Crappy webcam photo because I am lazy and Nikita is taking a nap.

For me, there’s always a creepy little frisson of dread upon reaching the last page of a journal, like I have to be at some sort of profound conclusion in my life.  I think the timing has worked out on that, like, once, namely the Summer of Great Healing which neatly fills one fat, squat, leatherbound and brightly colored birthday gift, and actually immediately precedes Sneaky Hate Vortex Vols. 1 and 2.  (I am now very tempted to go home and look at the start and end dates of every single journal I have from fifth grade forward and perform some dubious form of numerology.)

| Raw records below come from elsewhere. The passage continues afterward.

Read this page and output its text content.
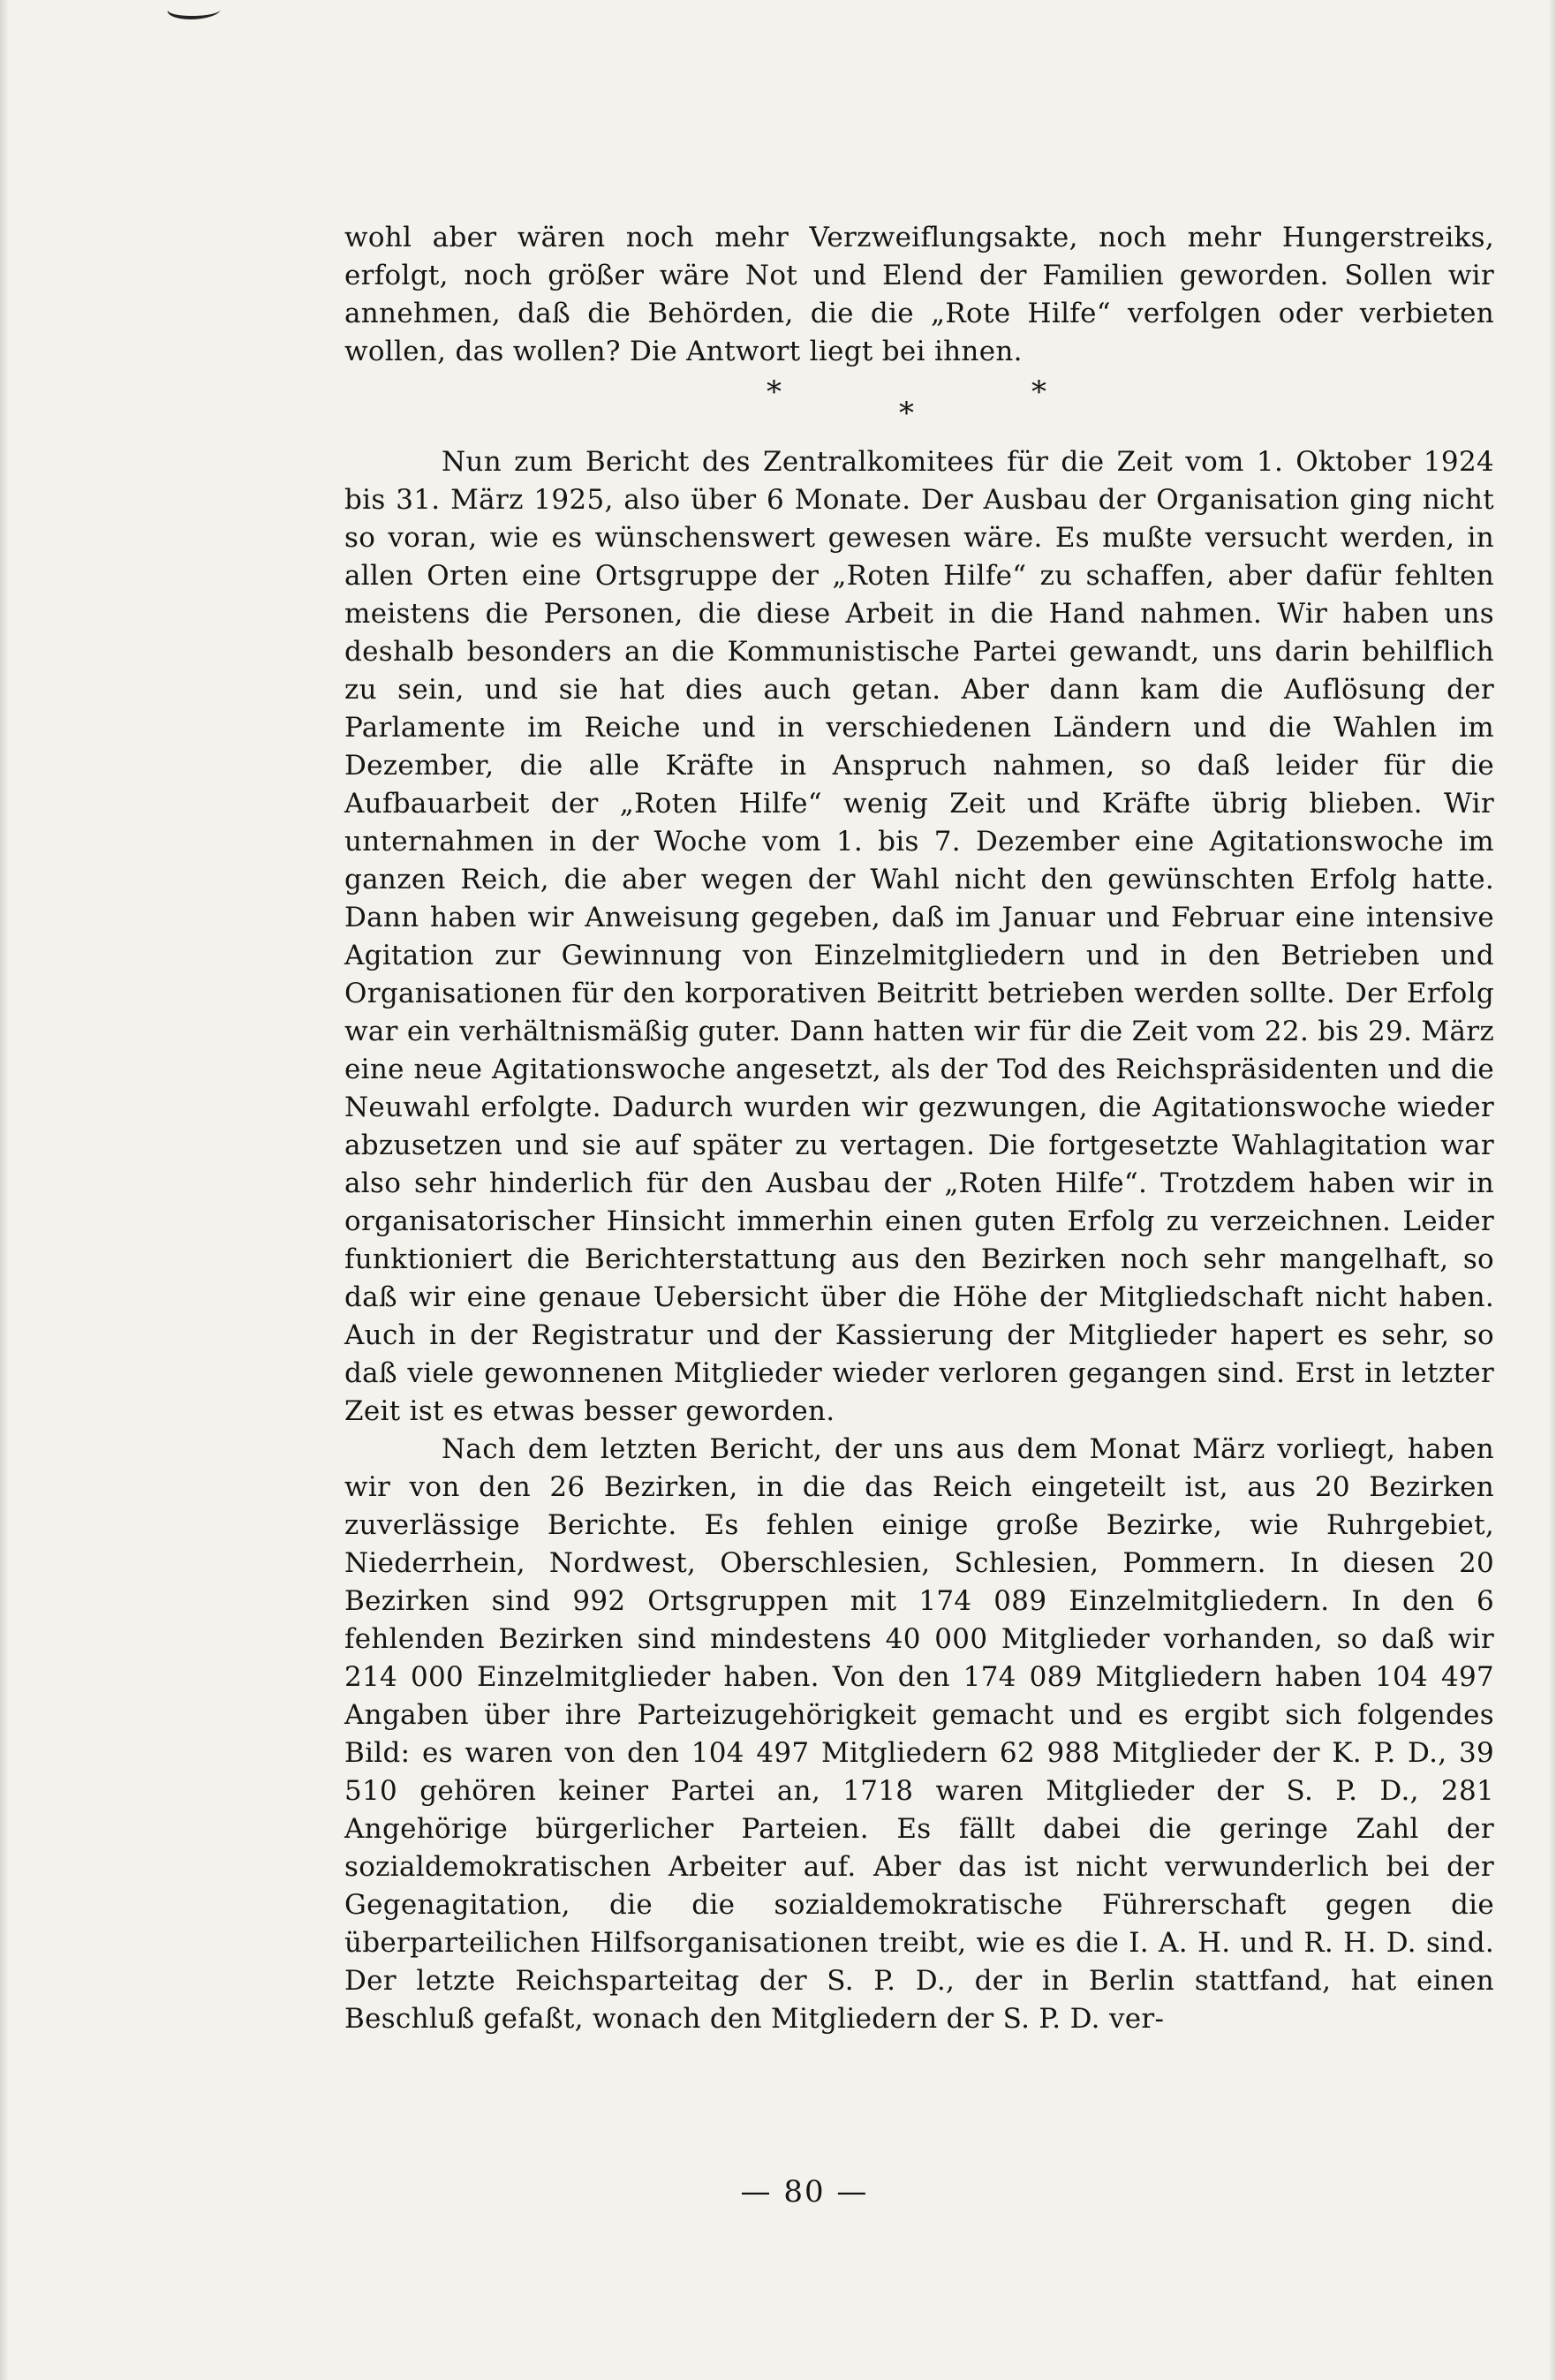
wohl aber wären noch mehr Verzweiflungsakte, noch mehr Hungerstreiks, erfolgt, noch größer wäre Not und Elend der Familien geworden. Sollen wir annehmen, daß die Behörden, die die „Rote Hilfe“ verfolgen oder verbieten wollen, das wollen? Die Antwort liegt bei ihnen.

*
*
*

Nun zum Bericht des Zentralkomitees für die Zeit vom 1. Oktober 1924 bis 31. März 1925, also über 6 Monate. Der Ausbau der Organisation ging nicht so voran, wie es wünschenswert gewesen wäre. Es mußte versucht werden, in allen Orten eine Ortsgruppe der „Roten Hilfe“ zu schaffen, aber dafür fehlten meistens die Personen, die diese Arbeit in die Hand nahmen. Wir haben uns deshalb besonders an die Kommunistische Partei gewandt, uns darin behilflich zu sein, und sie hat dies auch getan. Aber dann kam die Auflösung der Parlamente im Reiche und in verschiedenen Ländern und die Wahlen im Dezember, die alle Kräfte in Anspruch nahmen, so daß leider für die Aufbauarbeit der „Roten Hilfe“ wenig Zeit und Kräfte übrig blieben. Wir unternahmen in der Woche vom 1. bis 7. Dezember eine Agitationswoche im ganzen Reich, die aber wegen der Wahl nicht den gewünschten Erfolg hatte. Dann haben wir Anweisung gegeben, daß im Januar und Februar eine intensive Agitation zur Gewinnung von Einzelmitgliedern und in den Betrieben und Organisationen für den korporativen Beitritt betrieben werden sollte. Der Erfolg war ein verhältnismäßig guter. Dann hatten wir für die Zeit vom 22. bis 29. März eine neue Agitationswoche angesetzt, als der Tod des Reichspräsidenten und die Neuwahl erfolgte. Dadurch wurden wir gezwungen, die Agitationswoche wieder abzusetzen und sie auf später zu vertagen. Die fortgesetzte Wahlagitation war also sehr hinderlich für den Ausbau der „Roten Hilfe“. Trotzdem haben wir in organisatorischer Hinsicht immerhin einen guten Erfolg zu verzeichnen. Leider funktioniert die Berichterstattung aus den Bezirken noch sehr mangelhaft, so daß wir eine genaue Uebersicht über die Höhe der Mitgliedschaft nicht haben. Auch in der Registratur und der Kassierung der Mitglieder hapert es sehr, so daß viele gewonnenen Mitglieder wieder verloren gegangen sind. Erst in letzter Zeit ist es etwas besser geworden.

Nach dem letzten Bericht, der uns aus dem Monat März vorliegt, haben wir von den 26 Bezirken, in die das Reich eingeteilt ist, aus 20 Bezirken zuverlässige Berichte. Es fehlen einige große Bezirke, wie Ruhrgebiet, Niederrhein, Nordwest, Oberschlesien, Schlesien, Pommern. In diesen 20 Bezirken sind 992 Ortsgruppen mit 174 089 Einzelmitgliedern. In den 6 fehlenden Bezirken sind mindestens 40 000 Mitglieder vorhanden, so daß wir 214 000 Einzelmitglieder haben. Von den 174 089 Mitgliedern haben 104 497 Angaben über ihre Parteizugehörigkeit gemacht und es ergibt sich folgendes Bild: es waren von den 104 497 Mitgliedern 62 988 Mitglieder der K. P. D., 39 510 gehören keiner Partei an, 1718 waren Mitglieder der S. P. D., 281 Angehörige bürgerlicher Parteien. Es fällt dabei die geringe Zahl der sozialdemokratischen Arbeiter auf. Aber das ist nicht verwunderlich bei der Gegenagitation, die die sozialdemokratische Führerschaft gegen die überparteilichen Hilfsorganisationen treibt, wie es die I. A. H. und R. H. D. sind. Der letzte Reichsparteitag der S. P. D., der in Berlin stattfand, hat einen Beschluß gefaßt, wonach den Mitgliedern der S. P. D. ver-

— 80 —
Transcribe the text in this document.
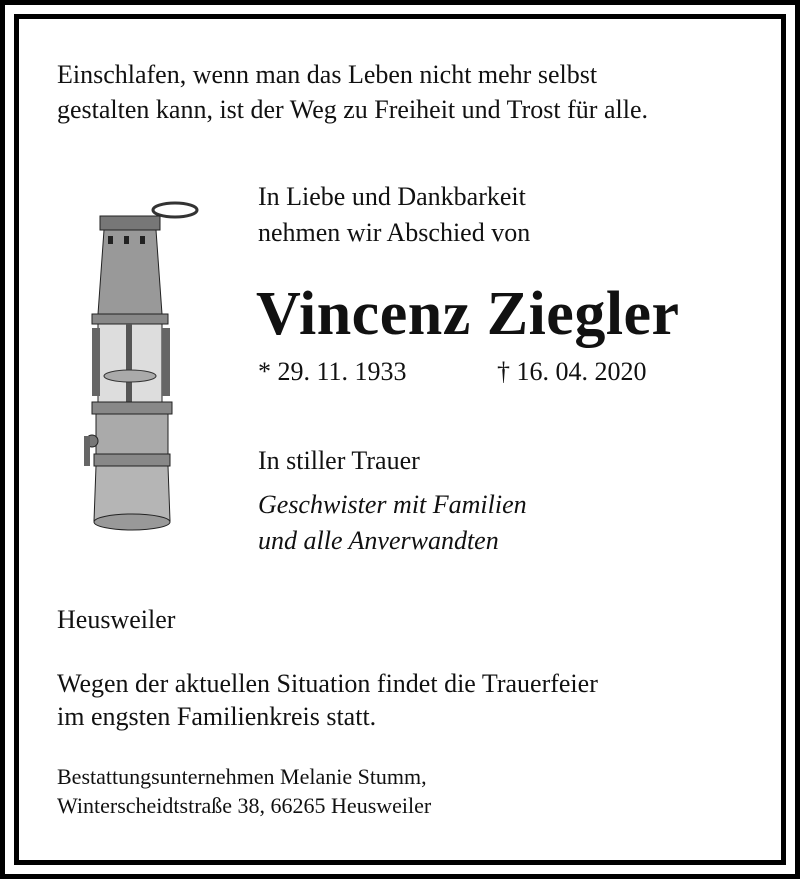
Einschlafen, wenn man das Leben nicht mehr selbst
gestalten kann, ist der Weg zu Freiheit und Trost für alle.
In Liebe und Dankbarkeit
nehmen wir Abschied von
Vincenz Ziegler
* 29. 11. 1933	† 16. 04. 2020
In stiller Trauer
Geschwister mit Familien
und alle Anverwandten
Heusweiler
Wegen der aktuellen Situation findet die Trauerfeier
im engsten Familienkreis statt.
Bestattungsunternehmen Melanie Stumm,
Winterscheidtstraße 38, 66265 Heusweiler
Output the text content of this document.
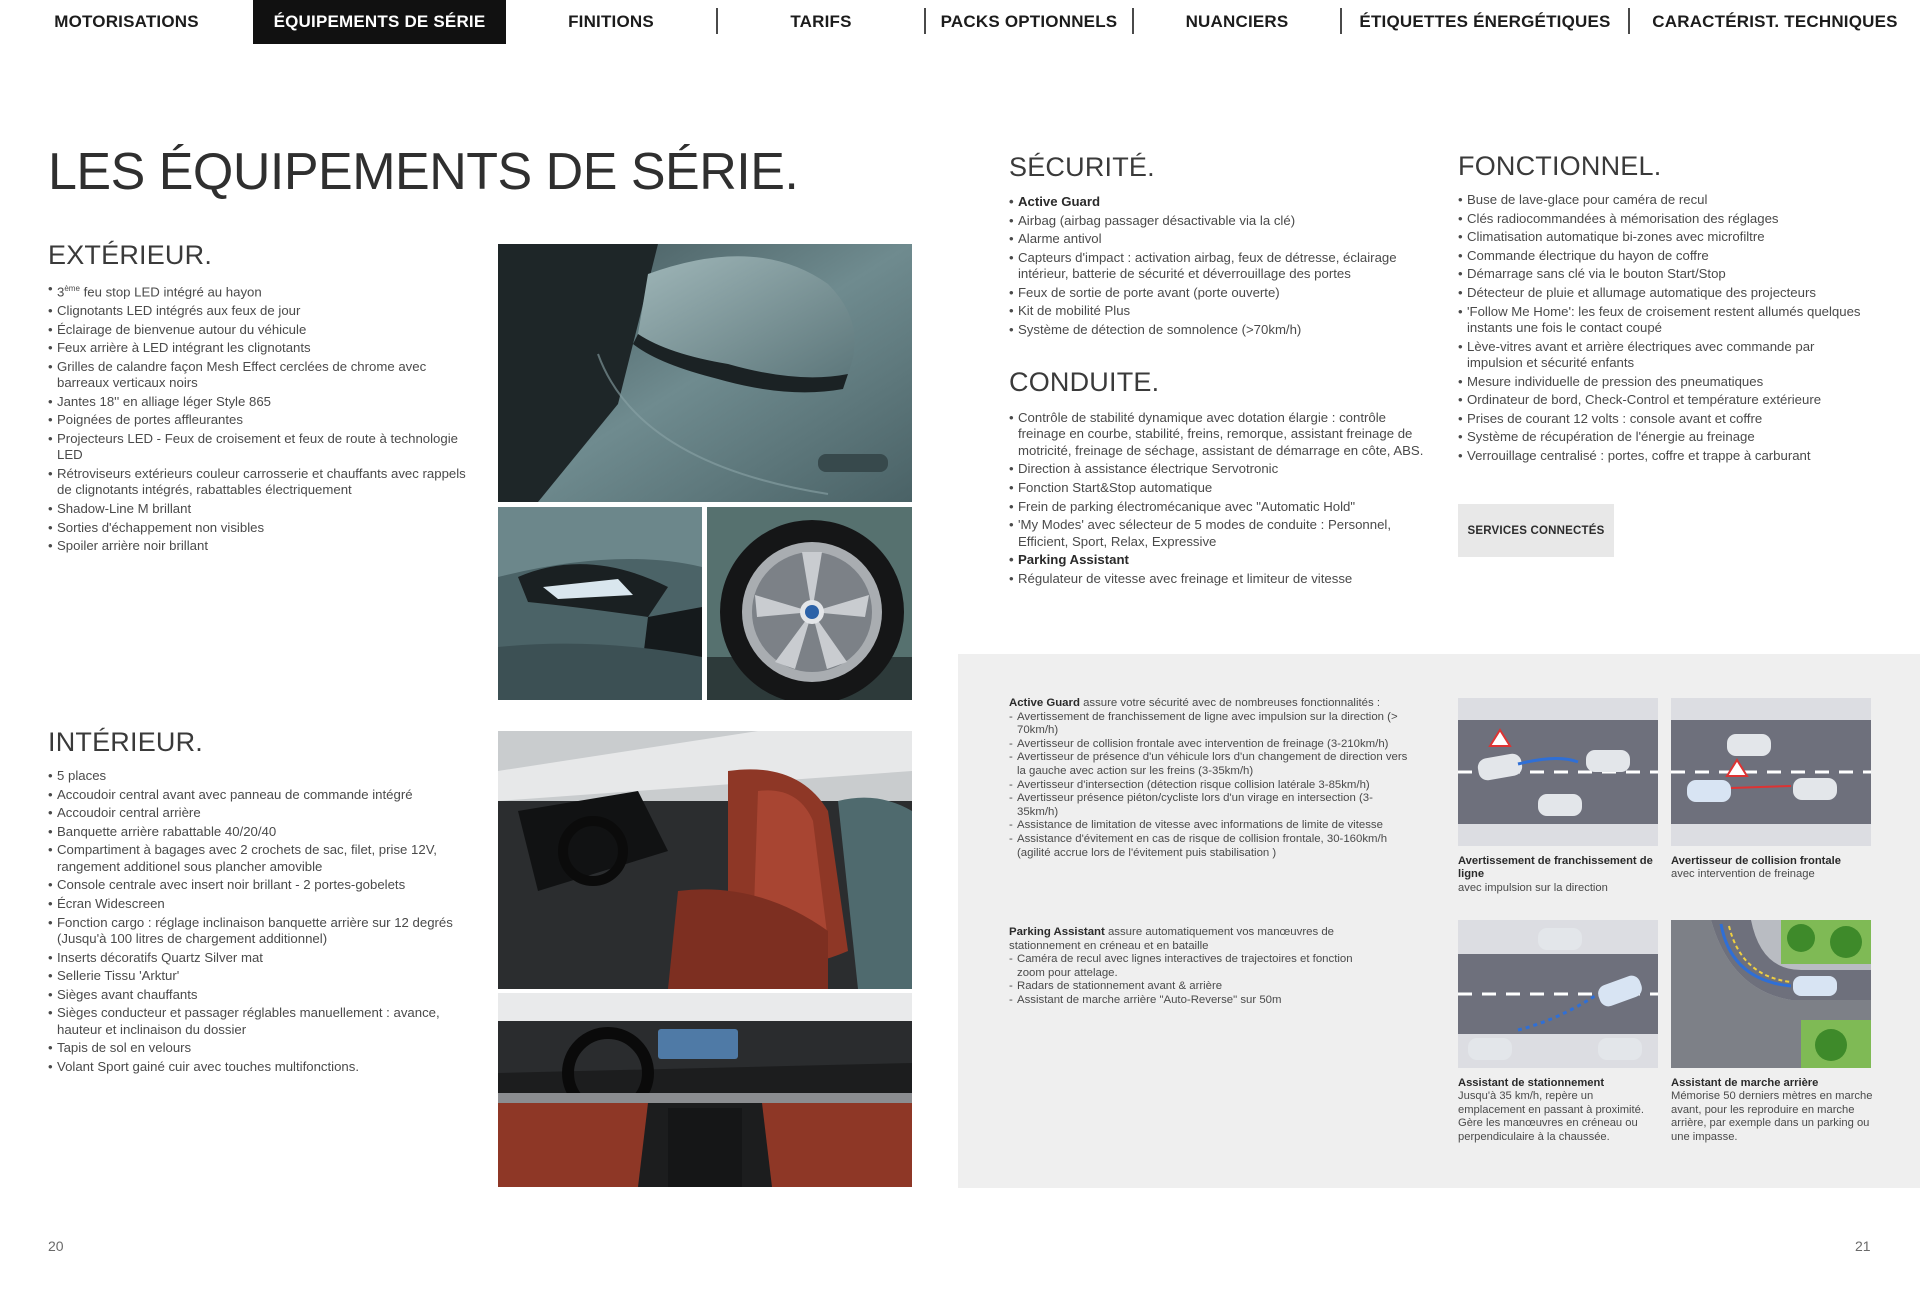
MOTORISATIONS	ÉQUIPEMENTS DE SÉRIE	FINITIONS	TARIFS	PACKS OPTIONNELS	NUANCIERS	ÉTIQUETTES ÉNERGÉTIQUES	CARACTÉRIST. TECHNIQUES
LES ÉQUIPEMENTS DE SÉRIE.
EXTÉRIEUR.
• 3ème feu stop LED intégré au hayon
• Clignotants LED intégrés aux feux de jour
• Éclairage de bienvenue autour du véhicule
• Feux arrière à LED intégrant les clignotants
• Grilles de calandre façon Mesh Effect cerclées de chrome avec barreaux verticaux noirs
• Jantes 18'' en alliage léger Style 865
• Poignées de portes affleurantes
• Projecteurs LED - Feux de croisement et feux de route à technologie LED
• Rétroviseurs extérieurs couleur carrosserie et chauffants avec rappels de clignotants intégrés, rabattables électriquement
• Shadow-Line M brillant
• Sorties d'échappement non visibles
• Spoiler arrière noir brillant
INTÉRIEUR.
• 5 places
• Accoudoir central avant avec panneau de commande intégré
• Accoudoir central arrière
• Banquette arrière rabattable 40/20/40
• Compartiment à bagages avec 2 crochets de sac, filet, prise 12V, rangement additionel sous plancher amovible
• Console centrale avec insert noir brillant - 2 portes-gobelets
• Écran Widescreen
• Fonction cargo : réglage inclinaison banquette arrière sur 12 degrés (Jusqu'à 100 litres de chargement additionnel)
• Inserts décoratifs Quartz Silver mat
• Sellerie Tissu 'Arktur'
• Sièges avant chauffants
• Sièges conducteur et passager réglables manuellement : avance, hauteur et inclinaison du dossier
• Tapis de sol en velours
• Volant Sport gainé cuir avec touches multifonctions.
20
SÉCURITÉ.
• Active Guard
• Airbag (airbag passager désactivable via la clé)
• Alarme antivol
• Capteurs d'impact : activation airbag, feux de détresse, éclairage intérieur, batterie de sécurité et déverrouillage des portes
• Feux de sortie de porte avant (porte ouverte)
• Kit de mobilité Plus
• Système de détection de somnolence (>70km/h)
CONDUITE.
• Contrôle de stabilité dynamique avec dotation élargie : contrôle freinage en courbe, stabilité, freins, remorque, assistant freinage de motricité, freinage de séchage, assistant de démarrage en côte, ABS.
• Direction à assistance électrique Servotronic
• Fonction Start&Stop automatique
• Frein de parking électromécanique avec "Automatic Hold"
• 'My Modes' avec sélecteur de 5 modes de conduite : Personnel, Efficient, Sport, Relax, Expressive
• Parking Assistant
• Régulateur de vitesse avec freinage et limiteur de vitesse
FONCTIONNEL.
• Buse de lave-glace pour caméra de recul
• Clés radiocommandées à mémorisation des réglages
• Climatisation automatique bi-zones avec microfiltre
• Commande électrique du hayon de coffre
• Démarrage sans clé via le bouton Start/Stop
• Détecteur de pluie et allumage automatique des projecteurs
• 'Follow Me Home': les feux de croisement restent allumés quelques instants une fois le contact coupé
• Lève-vitres avant et arrière électriques avec commande par impulsion et sécurité enfants
• Mesure individuelle de pression des pneumatiques
• Ordinateur de bord, Check-Control et température extérieure
• Prises de courant 12 volts : console avant et coffre
• Système de récupération de l'énergie au freinage
• Verrouillage centralisé : portes, coffre et trappe à carburant
SERVICES CONNECTÉS
Active Guard assure votre sécurité avec de nombreuses fonctionnalités :
- Avertissement de franchissement de ligne avec impulsion sur la direction (> 70km/h)
- Avertisseur de collision frontale avec intervention de freinage (3-210km/h)
- Avertisseur de présence d'un véhicule lors d'un changement de direction vers la gauche avec action sur les freins (3-35km/h)
- Avertisseur d'intersection (détection risque collision latérale 3-85km/h)
- Avertisseur présence piéton/cycliste lors d'un virage en intersection (3-35km/h)
- Assistance de limitation de vitesse avec informations de limite de vitesse
- Assistance d'évitement en cas de risque de collision frontale, 30-160km/h (agilité accrue lors de l'évitement puis stabilisation )
Parking Assistant assure automatiquement vos manœuvres de stationnement en créneau et en bataille
- Caméra de recul avec lignes interactives de trajectoires et fonction zoom pour attelage.
- Radars de stationnement avant & arrière
- Assistant de marche arrière "Auto-Reverse" sur 50m
Avertissement de franchissement de ligne
avec impulsion sur la direction
Avertisseur de collision frontale
avec intervention de freinage
Assistant de stationnement
Jusqu'à 35 km/h, repère un emplacement en passant à proximité. Gère les manœuvres en créneau ou perpendiculaire à la chaussée.
Assistant de marche arrière
Mémorise 50 derniers mètres en marche avant, pour les reproduire en marche arrière, par exemple dans un parking ou une impasse.
21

“I confess that I messed up and took the easy way out in response to stress yesterday, but I still want to change and that is what counts and perhaps [his] greatest gift to me was to help me realize that….Purity does not consist of wanting nothing but of wanting only one thing: ‘that I may dwell in the house of the LORD all the days of my life, to gaze upon the beauty of hte LORD and to seek him in his temple.'” -Wednesday, February 16, 2011

“And then I claim the same [complete healing] for me, that I will not be forever scarred and bitter from the past but that I can be renewed and made more human. I know this and I want to believe it–Lord help my unbelief!” -Tuesday, December 12, 2011

I knew a girl in high school who claimed that she read books backwards (not literally word for word, just starting at the last chapter and moving back) because that was the only way she could decide whether a story was worth reading.  Then and now, that borders on blasphemy for me because reading is one of the few things in life that is more about process than product.  But I also know that a story’s last words are just as important, if not more so, than the first.  So I was inspired to catalog some lovely lines from the last pages of some of my favorite literary works:

“Reader, I married him.” -Charlotte Bronte, Jane Eyre

“It is nothing to die; it is horrible not to live.” Victor Hugo, Les Miserables

“The demons departed as my mind stood open before God, and once more I passed through the strait gate to set out along the narrow way in response to my mysterious call.  My new life in God’s service stretched before mel I knew there could be no turning back.  I could only go on in the absolute faith that one day His purpose would stand fully revealed, and in the light of that faith the darkness of my anxiety was extinguished.” -Susan Howatch, Glittering Images

But Sam turned to Bywater, and so came back up the Hill, as day was ending once more. And he went on, and there was yellow light, and fire within; and the evening meal was ready, and he was expected. And Rose drew him in, and set him in his chair, and put little Elanor upon his lap.  He drew a deep breath. ‘Well, I’m back,’ he said.” -J.R.R. Tolkien, The Lord of the Rings

Do not ask of a vision in a dream more than a vision in a dream can give.” -C.S. Lewis, The Great Divorce

“Then the angel showed me the river of the water of life, as clear as crystal, flowing from the throne of God and of the Lamb down the middle of the great street of the city. On each side of the river stood the tree of life, bearing twelve crops of fruit, yielding its fruit every month. And the leaves of the tree are for the healing of the nations. No longer will there be any curse. The throne of God and of the Lamb will be in the city, and his servants will serve him. They will see his face, and his name will be on their foreheads. There will be no more night. They will not need the light of a lamp or the light of the sun, for the Lord God will give them light. And they will reign for ever and ever.” -Revelation 22:1-5 (NIV)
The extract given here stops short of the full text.